Village in Jaffa subdistrict, Mandatory Palestine

Al-Shaykh Muwannis (الشيخ مونّس), also Sheikh Munis, was a small Palestinian Arab village in the Jaffa Subdistrict of Mandatory Palestine, located approximately 8.5 kilometers from the center of Jaffa city in territory earmarked for Jewish statehood under the UN Partition Plan. The village was abandoned in March 1948 due to the threats of Jewish militias, two months before the 1948 Arab–Israeli war. Today, Tel Aviv University lies on part of the village land.

==History==
According to local legend, the village was named for a local religious figure, al-Shaykh Muwannis, whose maqam was in the village.

===Ottoman era===
Al-Shaykh Muwannis was founded in the 18th century. The original inhabitants of Al-Shaykh Muwannis came from Hajjah in the Samarian Hills. In 1670, groups of the al-Jubārāt beduins settled in Hajjah and gradually displaced most of the earlier residents, who relocated to coastal plain villages such as Ijlil and al-Shaykh Muwannis, established on waqf lands of Sayyidna ʿAlī under the authority of the al-Jayyusi family who resided for a time at Hajjah. The establishment of al-Shaykh Muwannis predated Napoleon's campaign to Egypt and Syria, as Pierre Jacotin named the village Dahr on his map from 1799.

Al-Shaykh Muwannis was noted in December 1821, as being "located on a hill surrounded by muddy land that was flooded with water despite the moderate winter". In 1856 the village was named Sheikh Muennis on Kiepert's map of Palestine published that year.

In 1870, Victor Guérin noted about al-Shaykh Muwannis: "It contains four hundred inhabitants and is divided into several quarters, each under the jurisdiction of a particular sheikh. On the outskirts one can note some gardens where succulent watermelons grow, with hardly any horticultural care." In 1882, the PEF's Survey of Western Palestine (SWP) noted "ruins of a house near the kubbeh", while Al-Shaykh Muwannis was described as an ordinary adobe village. Most of the villagers were members of the Abu Kishk tribe.

The village population was 315 in 1879.

===British Mandate era===
In the 1922 census of Palestine conducted by the British Mandate authorities, Shaik Muannes had a population of 664 residents, all Muslims.
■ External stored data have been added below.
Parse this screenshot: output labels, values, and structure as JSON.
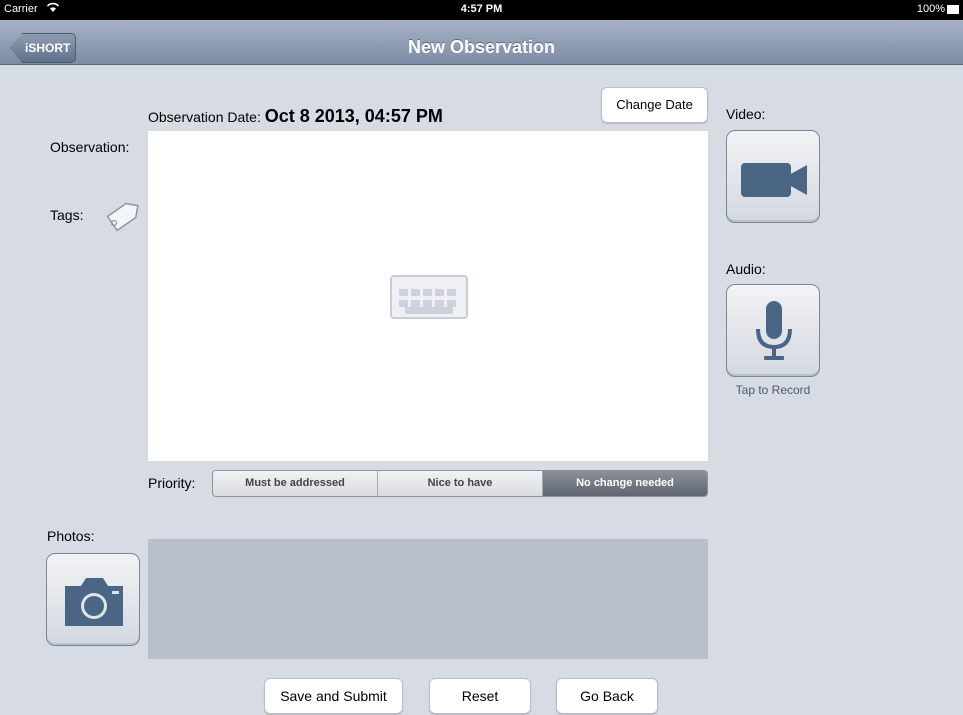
{
  "status_bar": {
    "carrier": "Carrier",
    "wifi_icon": "wifi-icon",
    "time": "4:57 PM",
    "battery": "100%"
  },
  "nav": {
    "back_label": "iSHORT",
    "title": "New Observation"
  },
  "form": {
    "obs_date_label": "Observation Date:",
    "obs_date_value": "Oct 8 2013, 04:57 PM",
    "change_date_label": "Change Date",
    "observation_label": "Observation:",
    "tags_label": "Tags:",
    "video_label": "Video:",
    "audio_label": "Audio:",
    "tap_to_record": "Tap to Record",
    "priority_label": "Priority:",
    "priority_options": [
      "Must be addressed",
      "Nice to have",
      "No change needed"
    ],
    "priority_selected": "No change needed",
    "photos_label": "Photos:"
  },
  "buttons": {
    "save": "Save and Submit",
    "reset": "Reset",
    "back": "Go Back"
  },
  "colors": {
    "background": "#d7dbe3",
    "nav_top": "#a6b3c6",
    "nav_bottom": "#7d8ca5",
    "icon_slate": "#4b6584",
    "photo_area": "#b8bfcb",
    "selected_segment": "#5f6570"
  }
}
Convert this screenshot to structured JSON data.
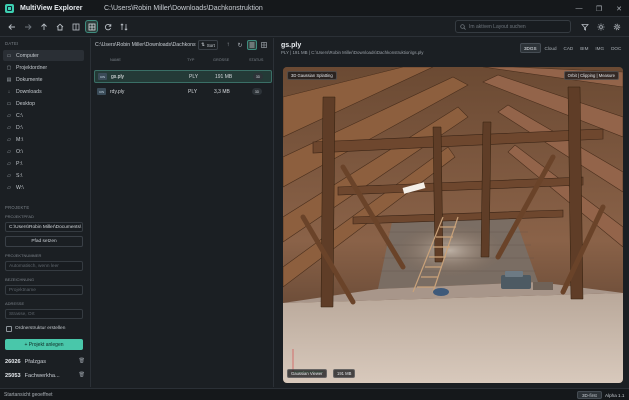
{
  "app": {
    "title": "MultiView Explorer",
    "path": "C:\\Users\\Robin Miller\\Downloads\\Dachkonstruktion"
  },
  "window_controls": [
    "—",
    "❐",
    "✕"
  ],
  "toolbar": {
    "search_placeholder": "Im aktiven Layout suchen"
  },
  "sidebar": {
    "section_data": "DATEI",
    "items": [
      {
        "label": "Computer",
        "icon": "computer-icon"
      },
      {
        "label": "Projektordner",
        "icon": "folder-icon"
      },
      {
        "label": "Dokumente",
        "icon": "document-icon"
      },
      {
        "label": "Downloads",
        "icon": "download-icon"
      },
      {
        "label": "Desktop",
        "icon": "desktop-icon"
      },
      {
        "label": "C:\\",
        "icon": "drive-icon"
      },
      {
        "label": "D:\\",
        "icon": "drive-icon"
      },
      {
        "label": "M:\\",
        "icon": "drive-icon"
      },
      {
        "label": "O:\\",
        "icon": "drive-icon"
      },
      {
        "label": "P:\\",
        "icon": "drive-icon"
      },
      {
        "label": "S:\\",
        "icon": "drive-icon"
      },
      {
        "label": "W:\\",
        "icon": "drive-icon"
      }
    ],
    "selected_item": "Computer",
    "section_projects": "PROJEKTE",
    "projektpfad_label": "PROJEKTPFAD",
    "projektpfad_value": "C:\\Users\\Robin Miller\\Documents\\",
    "pfad_setzen": "Pfad setzen",
    "projektnummer_label": "PROJEKTNUMMER",
    "projektnummer_placeholder": "Automatisch, wenn leer",
    "bezeichnung_label": "BEZEICHNUNG",
    "bezeichnung_placeholder": "Projektname",
    "adresse_label": "ADRESSE",
    "adresse_placeholder": "Strasse, Ort",
    "checkbox_label": "Ordnerstruktur erstellen",
    "create_button": "+ Projekt anlegen",
    "projects": [
      {
        "number": "26026",
        "name": "Pfalzgas"
      },
      {
        "number": "25053",
        "name": "Fachwerkha..."
      }
    ]
  },
  "file_panel": {
    "path": "C:\\Users\\Robin Miller\\Downloads\\Dachkonstruktion",
    "sort_label": "Sort",
    "columns": {
      "name": "NAME",
      "type": "TYP",
      "size": "GRÖSSE",
      "status": "STATUS"
    },
    "rows": [
      {
        "icon": "ply-file-icon",
        "name": "gs.ply",
        "type": "PLY",
        "size": "191 MB",
        "status": "3D"
      },
      {
        "icon": "ply-file-icon",
        "name": "rdy.ply",
        "type": "PLY",
        "size": "3,3 MB",
        "status": "3D"
      }
    ]
  },
  "viewer": {
    "title": "gs.ply",
    "subtitle": "PLY | 191 MB | C:\\Users\\Robin Miller\\Downloads\\Dachkonstruktion\\gs.ply",
    "tabs": [
      "3DGS",
      "Cloud",
      "CAD",
      "BIM",
      "IMG",
      "DOC"
    ],
    "active_tab": "3DGS",
    "overlay_mode": "3D Gaussian Splatting",
    "overlay_controls": "Orbit | Clipping | Measure",
    "overlay_bottom_label": "Gaussian Viewer",
    "overlay_bottom_size": "191 MB"
  },
  "status": {
    "text": "Startansicht geoeffnet",
    "mode_badge": "3D-first",
    "version": "Alpha 1.1"
  },
  "colors": {
    "accent": "#49c7aa",
    "background": "#1b1f23",
    "titlebar": "#15181b"
  }
}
This had increased in the 1931 census when Esh Sheikh Muwannis had 1154 inhabitants, still all Muslims, in 273 houses.

In the 1920s, the government of the British mandate attempted to gain title to lands lying to the west of Al-Shaykh Muwannis and extending to the coast of the Mediterranean Sea on the grounds that it was "waste and uncultivated." According to the authors of a book on the Israeli-Arab conflict, the Arabs of the Jaffa-Tel Aviv region "understood the implications of the Zionist-cum-British discourses of development generally and their implementation through town planning schemes." In 1937, the Arabic daily al Ja'miah al-Islamiyya commented on British plans to build a bypass road for Tel Aviv residents on what they claimed were village lands: "[I]n reality the plan in the Town Planning Commission now including Sheikh Muwannis is not really a 'plan', but rather a plan to take the land out of the hands of its owners."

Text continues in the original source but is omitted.